En ce moment
 

Suicides à France Telecom: le procès prévu au printemps à Paris

Suicides à France Telecom: le procès prévu au printemps à Paris
Le logo d'Orange.ERIC PIERMONT

Orange (ex-France Telecom), son ancien PDG Didier Lombard et six autres cadres et dirigeants seront jugés à partir du mois de mai dans l'affaire de la vague de suicides devenue le symbole de la souffrance au travail, a appris mercredi l'AFP de sources concordantes.
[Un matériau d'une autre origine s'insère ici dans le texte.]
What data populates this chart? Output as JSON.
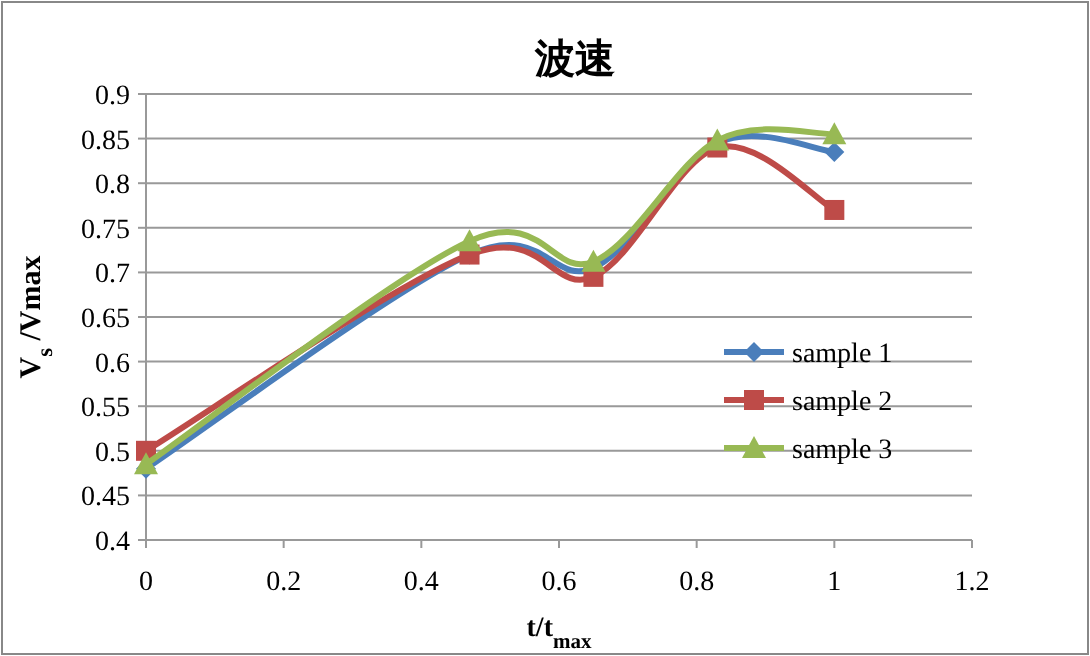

Le procès devrait se tenir du 6 mai au 2 juillet 2019 au tribunal de Paris, devant la 31e chambre correctionnelle, spécialisée notamment dans les affaires relatives au travail et à la santé, selon ces sources.

Le 12 juin, la juge d'instruction avait renvoyé sur le banc des prévenus Orange, Didier Lombard et deux autres anciens dirigeants Louis-Pierre Wenes, ex-numéro 2, et Olivier Barberot, ex-responsable des ressources humaines pour qu'ils soient jugés pour "harcèlement moral". A leur côté, quatre cadres devront répondre de "complicité de harcèlement moral".

Une audience de procédure se tiendra le 6 décembre pour fixer définitivement le calendrier de ce procès où sont attendues de nombreuses parties civiles. Pour la première fois, la justice aura à trancher une affaire de harcèlement moral d'une telle ampleur au sein d'une entreprise de cette taille, près de 10 ans après le début des actions judiciaires.

Le fleuron des télécoms français et son ancien n°1 sont notamment poursuivis pour avoir mis en place une "politique d'entreprise visant à déstabiliser les salariés et agents et à créer un climat anxiogène", selon l'ordonnance de la juge d'instruction. En cause, des pratiques répétées telles que des "incitations répétées au départ", des mobilités "forcées", des missions "dévalorisantes", ou encore des "manœuvres d'intimidation".

Frappée par une épidémie de suicides en 2008 et 2009, France Telecom a été la première entreprise du CAC 40 à être mise en examen pour harcèlement moral.

La procédure judiciaire avait retenu le cas de trente-neuf salariés: dix-neuf se sont suicidés, douze ont tenté de le faire, et huit ont subi un épisode de dépression ou un arrêt de travail. Mais plusieurs des cadres poursuivis pour "complicité" contestent avoir eu avec certaines victimes un lien hiérarchique susceptible d'engager leur responsabilité.

"Nous entendons profiter de ces 2 mois pour faire reconnaître la responsabilité de l’employeur dans les drames survenus de 2007 à 2010", a réagi dans un communiqué le syndicat Sud-PTT, le premier à avoir déposé plainte en septembre 2009.

Engagé dans le délicat virage de la privatisation et des nouvelles technologies, le groupe voulait supprimer 22.000 postes entre 2006 et 2008 et procéder à 10.000 changements de métier, dans le cadre d'un plan de réorganisation baptisé NEXT.

Au cours de l'enquête, l'entreprise et plusieurs cadres et dirigeants ont nié l'existence d'objectifs de réduction d'effectifs, avançant de simples "estimations" tandis que d'autres ont présenté la restructuration comme une opération de sauvetage.